One of the main ways the early church fathers taught against paedocommunion was in their uniform affirmation of the concern of today’s Larger Catechism question: that communicants must be prepared in their hearts and minds before they come to the Lord’s Supper. More than one hundred years before Cyprian, Justin Martyr wrote how in Christian worship services no one was permitted to approach the Lord’s Table who did not first go through catechesis training. Catechesis was post-baptismal instruction given to baptized catechumens, so that they could, in Augustine’s words, “hear what the faith and pattern of Christian life should be, so that first they may prove themselves and then eat of the Bread of the Lord and drink of the Chalice.”

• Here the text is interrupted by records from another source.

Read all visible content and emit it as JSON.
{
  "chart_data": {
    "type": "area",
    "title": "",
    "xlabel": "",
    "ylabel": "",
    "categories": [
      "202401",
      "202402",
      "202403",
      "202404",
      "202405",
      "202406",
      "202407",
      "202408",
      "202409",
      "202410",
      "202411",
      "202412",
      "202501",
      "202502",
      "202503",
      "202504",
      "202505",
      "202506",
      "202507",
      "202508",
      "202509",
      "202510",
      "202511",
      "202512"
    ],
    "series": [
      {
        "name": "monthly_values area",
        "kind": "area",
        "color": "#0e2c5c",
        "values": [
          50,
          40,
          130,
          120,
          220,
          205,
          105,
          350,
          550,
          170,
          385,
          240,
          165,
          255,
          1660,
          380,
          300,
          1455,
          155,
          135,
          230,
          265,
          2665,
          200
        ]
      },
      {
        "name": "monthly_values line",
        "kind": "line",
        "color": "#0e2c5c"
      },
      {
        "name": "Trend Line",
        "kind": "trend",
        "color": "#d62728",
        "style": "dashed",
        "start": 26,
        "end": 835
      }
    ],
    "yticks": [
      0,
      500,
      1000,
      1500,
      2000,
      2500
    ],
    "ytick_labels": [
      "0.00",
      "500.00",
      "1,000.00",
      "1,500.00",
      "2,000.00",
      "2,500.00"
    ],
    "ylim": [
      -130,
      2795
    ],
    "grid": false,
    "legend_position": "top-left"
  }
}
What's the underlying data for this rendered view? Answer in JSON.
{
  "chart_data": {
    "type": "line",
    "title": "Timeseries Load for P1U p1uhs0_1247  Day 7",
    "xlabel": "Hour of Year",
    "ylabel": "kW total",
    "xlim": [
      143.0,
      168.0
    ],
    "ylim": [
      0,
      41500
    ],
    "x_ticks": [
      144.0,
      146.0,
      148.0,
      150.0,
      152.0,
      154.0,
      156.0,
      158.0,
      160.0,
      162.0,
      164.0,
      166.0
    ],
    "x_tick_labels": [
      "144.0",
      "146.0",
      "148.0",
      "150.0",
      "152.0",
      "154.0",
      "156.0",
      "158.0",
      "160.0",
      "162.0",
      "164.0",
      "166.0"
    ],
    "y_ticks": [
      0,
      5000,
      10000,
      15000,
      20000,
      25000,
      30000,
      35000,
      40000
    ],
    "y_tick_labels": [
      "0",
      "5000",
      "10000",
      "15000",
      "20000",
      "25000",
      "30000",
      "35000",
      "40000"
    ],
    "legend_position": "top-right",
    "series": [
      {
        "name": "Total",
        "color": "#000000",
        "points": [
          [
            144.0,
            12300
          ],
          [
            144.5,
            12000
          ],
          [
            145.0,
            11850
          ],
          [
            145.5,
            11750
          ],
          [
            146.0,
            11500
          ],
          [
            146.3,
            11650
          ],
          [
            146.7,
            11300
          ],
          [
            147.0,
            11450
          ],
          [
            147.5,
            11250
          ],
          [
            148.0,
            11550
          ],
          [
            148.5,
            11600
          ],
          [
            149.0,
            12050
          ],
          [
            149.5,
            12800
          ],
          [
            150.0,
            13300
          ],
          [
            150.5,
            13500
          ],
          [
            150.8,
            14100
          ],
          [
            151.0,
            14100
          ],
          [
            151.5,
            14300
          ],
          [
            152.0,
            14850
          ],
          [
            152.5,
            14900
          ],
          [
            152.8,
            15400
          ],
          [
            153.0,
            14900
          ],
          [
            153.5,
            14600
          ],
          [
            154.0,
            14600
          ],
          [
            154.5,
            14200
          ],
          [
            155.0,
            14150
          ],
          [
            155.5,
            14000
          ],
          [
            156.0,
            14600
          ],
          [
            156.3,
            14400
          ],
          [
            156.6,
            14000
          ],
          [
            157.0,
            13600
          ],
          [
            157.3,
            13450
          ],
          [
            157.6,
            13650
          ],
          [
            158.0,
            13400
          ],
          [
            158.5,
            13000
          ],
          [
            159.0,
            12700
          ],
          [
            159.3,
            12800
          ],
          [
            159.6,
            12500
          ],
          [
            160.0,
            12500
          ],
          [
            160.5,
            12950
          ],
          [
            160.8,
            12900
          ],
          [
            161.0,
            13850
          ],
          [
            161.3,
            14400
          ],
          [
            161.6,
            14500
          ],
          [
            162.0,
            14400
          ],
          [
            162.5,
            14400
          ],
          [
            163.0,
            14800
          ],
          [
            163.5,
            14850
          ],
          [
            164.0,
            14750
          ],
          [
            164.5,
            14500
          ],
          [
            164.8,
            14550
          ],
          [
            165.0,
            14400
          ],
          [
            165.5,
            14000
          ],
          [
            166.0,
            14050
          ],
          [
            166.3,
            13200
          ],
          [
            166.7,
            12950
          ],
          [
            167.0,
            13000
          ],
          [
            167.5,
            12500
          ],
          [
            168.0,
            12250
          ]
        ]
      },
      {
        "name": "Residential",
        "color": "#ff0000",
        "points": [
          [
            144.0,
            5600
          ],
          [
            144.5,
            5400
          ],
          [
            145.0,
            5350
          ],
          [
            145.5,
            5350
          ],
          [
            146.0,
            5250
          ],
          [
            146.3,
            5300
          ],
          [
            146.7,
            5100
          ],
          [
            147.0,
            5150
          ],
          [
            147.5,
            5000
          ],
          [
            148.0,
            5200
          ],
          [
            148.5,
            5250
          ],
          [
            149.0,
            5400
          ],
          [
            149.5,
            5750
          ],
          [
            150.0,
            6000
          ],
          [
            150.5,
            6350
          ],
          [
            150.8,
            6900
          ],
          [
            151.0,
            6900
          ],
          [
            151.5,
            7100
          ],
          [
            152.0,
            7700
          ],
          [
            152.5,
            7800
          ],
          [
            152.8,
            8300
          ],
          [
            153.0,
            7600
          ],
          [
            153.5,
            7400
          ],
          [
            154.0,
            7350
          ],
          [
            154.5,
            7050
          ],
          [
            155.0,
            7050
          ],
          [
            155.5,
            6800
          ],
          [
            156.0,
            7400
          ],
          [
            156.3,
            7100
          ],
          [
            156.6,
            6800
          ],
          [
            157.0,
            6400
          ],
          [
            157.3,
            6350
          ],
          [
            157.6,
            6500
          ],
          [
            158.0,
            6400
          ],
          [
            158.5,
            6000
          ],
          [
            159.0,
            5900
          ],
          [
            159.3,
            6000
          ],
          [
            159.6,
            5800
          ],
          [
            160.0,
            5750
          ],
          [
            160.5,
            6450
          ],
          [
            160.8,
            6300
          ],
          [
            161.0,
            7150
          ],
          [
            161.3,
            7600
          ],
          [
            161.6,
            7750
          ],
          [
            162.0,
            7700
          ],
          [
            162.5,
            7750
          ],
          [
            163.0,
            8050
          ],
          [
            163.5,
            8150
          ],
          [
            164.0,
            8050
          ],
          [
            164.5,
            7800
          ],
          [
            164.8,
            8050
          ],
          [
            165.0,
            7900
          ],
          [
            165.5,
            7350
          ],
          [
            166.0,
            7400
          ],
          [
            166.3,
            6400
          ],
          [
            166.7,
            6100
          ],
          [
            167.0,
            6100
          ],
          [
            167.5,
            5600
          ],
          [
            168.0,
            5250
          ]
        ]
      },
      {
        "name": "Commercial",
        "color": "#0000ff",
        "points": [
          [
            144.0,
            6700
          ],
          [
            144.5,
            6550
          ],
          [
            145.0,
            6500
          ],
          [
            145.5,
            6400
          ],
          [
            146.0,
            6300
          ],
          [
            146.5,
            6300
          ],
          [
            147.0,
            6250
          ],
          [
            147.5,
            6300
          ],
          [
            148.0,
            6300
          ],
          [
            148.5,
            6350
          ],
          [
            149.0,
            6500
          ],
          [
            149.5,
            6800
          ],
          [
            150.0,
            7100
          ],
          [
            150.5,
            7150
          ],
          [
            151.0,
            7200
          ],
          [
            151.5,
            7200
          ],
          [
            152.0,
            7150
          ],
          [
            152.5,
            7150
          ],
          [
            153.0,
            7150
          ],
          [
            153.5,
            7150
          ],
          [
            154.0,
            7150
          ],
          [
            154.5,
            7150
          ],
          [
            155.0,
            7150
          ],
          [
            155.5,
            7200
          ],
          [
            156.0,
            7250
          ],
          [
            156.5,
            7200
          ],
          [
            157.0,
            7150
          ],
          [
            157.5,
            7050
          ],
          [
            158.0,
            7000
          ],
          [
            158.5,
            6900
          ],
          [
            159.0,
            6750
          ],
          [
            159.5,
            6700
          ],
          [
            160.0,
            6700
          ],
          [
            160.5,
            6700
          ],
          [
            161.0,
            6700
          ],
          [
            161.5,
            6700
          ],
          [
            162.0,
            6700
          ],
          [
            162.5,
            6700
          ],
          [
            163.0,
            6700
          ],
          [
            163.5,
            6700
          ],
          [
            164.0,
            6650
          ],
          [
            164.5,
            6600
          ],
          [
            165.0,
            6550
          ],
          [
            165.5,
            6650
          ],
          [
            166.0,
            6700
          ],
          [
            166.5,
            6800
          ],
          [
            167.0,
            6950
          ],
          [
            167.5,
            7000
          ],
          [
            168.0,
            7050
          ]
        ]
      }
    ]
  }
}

Similar statements forbidding Communion until the completion of catechesis instruction can to be found in Tertullian, Irenaeus, Cyril, Basil, Chrysostom, and many others. Until one completed catechesis, the early church commended a participation in the Supper by prayer (thus, Canon 13 of the Council of Nicea in 325 AD), which is probably what Augustine in a few places indicates, seeing that he always affirmed a required level of discernment when he explicitly described the qualifications of rightly communing (See Augustine NPNF 1, 6:504, 7:113). It was not until Sacramentalism took root and eternal life was inextricably and unbiblically tied to the physical ingesting of the Supper that we find Pope Gelasius I, in 495 AD, decree, “No one should venture to exclude any child from this sacrament, without which no one can attain to eternal life.” Seeing that sacramental superstition began the unbiblical practice of paedocommunion, it is not surprising that its most strenuous advocates today belong to the modern sacramentalist movement called “The Federal Vision.”


However, Scripture and not church history is the final court of appeal in all disputes. And the verse at the head of this article is sufficient refutation of the paedocommunion position for it explicitly addresses the issue of the qualifications for partaking of the Lord’s Supper. The Reformers all understood this fact, which is why they hardly dealt with the issue of paedocommunion; it was as plain and uncontroversial to them as other issues they barely addressed, like marriage not being permitted to two people of the same sex. Why address something on which almost no one was confused? The PCA position paper on paedocommunion affirms this fact of history, “Classical Reformed theology has been virtually unanimous in judging that covenant children ought not be brought to the Lord’s Table before the age of discretion.” As the Westminster Divines rightly teach in today’s question: partaking of the elements in the Supper requires personal and discerning self-examination in an introspective time of preparation. A child simply cannot do this. To hold otherwise is to distort the above plain verse of Scripture and to misunderstand the meaning of the Supper and how we benefit by it: not merely by eating and drinking, but by faith as we remember Him!